A sua meninice foi exteriormente insignificante. Nada de notável, de particular, que a distinguisse das demais. Enquanto sofria, suportava o ambiente, mas tudo observava. Poderia chamar-se a esse o período das explorações, anteposto ao da experiência. E observando e registrando, preparava-se para julgar. Preparava os primeiros acordes das futuras sinfonias espirituais, estremecendo ao cheque dos primeiros contatos do ambiente terrestre. Sob a aparência de uma meninice insignificante, de menino dócil, obediente, estudioso, ocultava o complexo trabalho de um eu que se cansava na procura de si mesmo.
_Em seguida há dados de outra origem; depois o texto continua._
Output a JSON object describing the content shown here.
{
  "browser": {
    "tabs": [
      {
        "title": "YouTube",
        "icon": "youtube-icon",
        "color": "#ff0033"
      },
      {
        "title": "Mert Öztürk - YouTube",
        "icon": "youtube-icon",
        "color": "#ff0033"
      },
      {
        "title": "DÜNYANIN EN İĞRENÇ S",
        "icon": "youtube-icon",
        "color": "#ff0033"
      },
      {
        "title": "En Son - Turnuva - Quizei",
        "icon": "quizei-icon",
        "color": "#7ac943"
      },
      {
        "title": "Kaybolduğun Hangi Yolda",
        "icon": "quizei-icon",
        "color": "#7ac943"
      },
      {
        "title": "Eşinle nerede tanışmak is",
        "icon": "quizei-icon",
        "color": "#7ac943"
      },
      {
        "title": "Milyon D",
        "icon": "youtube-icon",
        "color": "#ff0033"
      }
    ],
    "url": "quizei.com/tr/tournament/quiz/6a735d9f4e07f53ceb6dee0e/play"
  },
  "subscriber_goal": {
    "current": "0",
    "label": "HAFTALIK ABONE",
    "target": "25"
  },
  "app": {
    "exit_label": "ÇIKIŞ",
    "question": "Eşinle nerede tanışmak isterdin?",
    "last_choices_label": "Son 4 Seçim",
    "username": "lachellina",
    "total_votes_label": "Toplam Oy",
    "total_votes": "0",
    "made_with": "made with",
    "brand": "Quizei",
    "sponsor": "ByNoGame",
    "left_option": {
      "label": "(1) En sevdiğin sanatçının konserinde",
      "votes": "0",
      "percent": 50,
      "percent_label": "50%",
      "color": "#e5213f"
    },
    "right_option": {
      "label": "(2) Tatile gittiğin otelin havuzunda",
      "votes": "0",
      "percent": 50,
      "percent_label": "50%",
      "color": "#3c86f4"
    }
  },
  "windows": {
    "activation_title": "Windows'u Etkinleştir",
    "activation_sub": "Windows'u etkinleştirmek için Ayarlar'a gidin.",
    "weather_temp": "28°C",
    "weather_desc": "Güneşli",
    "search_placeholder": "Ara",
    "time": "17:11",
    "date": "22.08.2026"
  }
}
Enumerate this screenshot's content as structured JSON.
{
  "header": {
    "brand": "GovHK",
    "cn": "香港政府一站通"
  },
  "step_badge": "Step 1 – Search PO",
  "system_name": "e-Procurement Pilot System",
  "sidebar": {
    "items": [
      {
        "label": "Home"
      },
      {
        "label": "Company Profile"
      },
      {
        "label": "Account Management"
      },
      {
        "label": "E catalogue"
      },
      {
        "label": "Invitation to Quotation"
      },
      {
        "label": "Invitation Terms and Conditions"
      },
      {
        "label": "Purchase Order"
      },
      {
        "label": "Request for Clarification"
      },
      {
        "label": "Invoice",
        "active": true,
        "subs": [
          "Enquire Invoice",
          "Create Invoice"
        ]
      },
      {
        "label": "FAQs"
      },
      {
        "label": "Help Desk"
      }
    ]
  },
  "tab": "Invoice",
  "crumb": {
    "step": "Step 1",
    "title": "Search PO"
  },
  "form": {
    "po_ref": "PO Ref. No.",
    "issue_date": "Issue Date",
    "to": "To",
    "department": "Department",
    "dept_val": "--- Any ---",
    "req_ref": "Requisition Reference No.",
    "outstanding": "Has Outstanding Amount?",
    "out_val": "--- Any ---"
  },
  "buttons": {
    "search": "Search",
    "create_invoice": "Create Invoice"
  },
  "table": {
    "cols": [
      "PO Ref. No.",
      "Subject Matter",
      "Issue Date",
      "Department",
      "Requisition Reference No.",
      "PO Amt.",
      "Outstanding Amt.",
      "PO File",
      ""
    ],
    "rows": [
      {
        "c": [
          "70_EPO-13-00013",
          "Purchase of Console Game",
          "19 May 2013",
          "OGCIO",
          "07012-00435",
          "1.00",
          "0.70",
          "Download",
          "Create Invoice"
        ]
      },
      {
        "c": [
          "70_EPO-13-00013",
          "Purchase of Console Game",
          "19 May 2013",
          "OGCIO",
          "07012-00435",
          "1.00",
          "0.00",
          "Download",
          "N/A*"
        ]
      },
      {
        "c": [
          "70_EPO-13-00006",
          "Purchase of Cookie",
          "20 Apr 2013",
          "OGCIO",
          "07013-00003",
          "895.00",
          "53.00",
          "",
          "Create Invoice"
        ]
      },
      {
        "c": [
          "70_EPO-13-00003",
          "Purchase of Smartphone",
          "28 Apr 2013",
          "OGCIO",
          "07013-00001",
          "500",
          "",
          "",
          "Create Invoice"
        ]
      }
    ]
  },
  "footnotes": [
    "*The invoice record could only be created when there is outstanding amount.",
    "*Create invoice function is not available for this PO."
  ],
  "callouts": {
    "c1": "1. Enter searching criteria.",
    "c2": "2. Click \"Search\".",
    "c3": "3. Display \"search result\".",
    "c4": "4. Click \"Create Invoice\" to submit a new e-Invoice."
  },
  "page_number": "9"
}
Se exteriormente aparentava uma personalidade comum, simples, vulgar, - aquela que os outros viam e continuariam a ver, quase todos, durante a sua vida, - ele sentia revelar-se vagamente no seu íntimo, e avidamente buscava, movido por um profundo instinto, uma segunda personalidade, com uma segunda vida, tão mais vasta, bela e profunda, que lhe parecia, quase não pertencer à Terra. Com a sua percepção interior, sentia esse enigma e não o compreendia. Havia lá, no recôndito de si mesmo, um abismo que lhe parecia insondável, um outro mundo indecifrável. Tinha a vaga percepção de uma dor imensa, e se perguntava porquê. Sentia uma vaga sensação de uma terrível queda, semelhante a da esplendente estrela que, precipitada da sua luz, caísse prisioneira da Terra, privada da imensa liberdade dos espaços, nas profundidades abissais de um oceano escuro e pavoroso. Não percebia senão alguma coisa, de relance, como num subitâneo reencontro, como uma revelação. A vida aparecia-lhe, então, como terrificante experiência, que exigia uma coragem heróica para superar, e que não obstante devia ser superada. Estava diante de uma prova tremenda, além da qual, porém, devia haver alguma luz, porque um secreto e incoercível instinto lhe dizia que Deus é justo e bom, e que o universo é obra de sabedoria, conscientemente guiada. Esboçavam-se, assim, os fundamentais motivos condutores de sua vida. Os germes se desenvolviam; ele amadurecia em silêncio.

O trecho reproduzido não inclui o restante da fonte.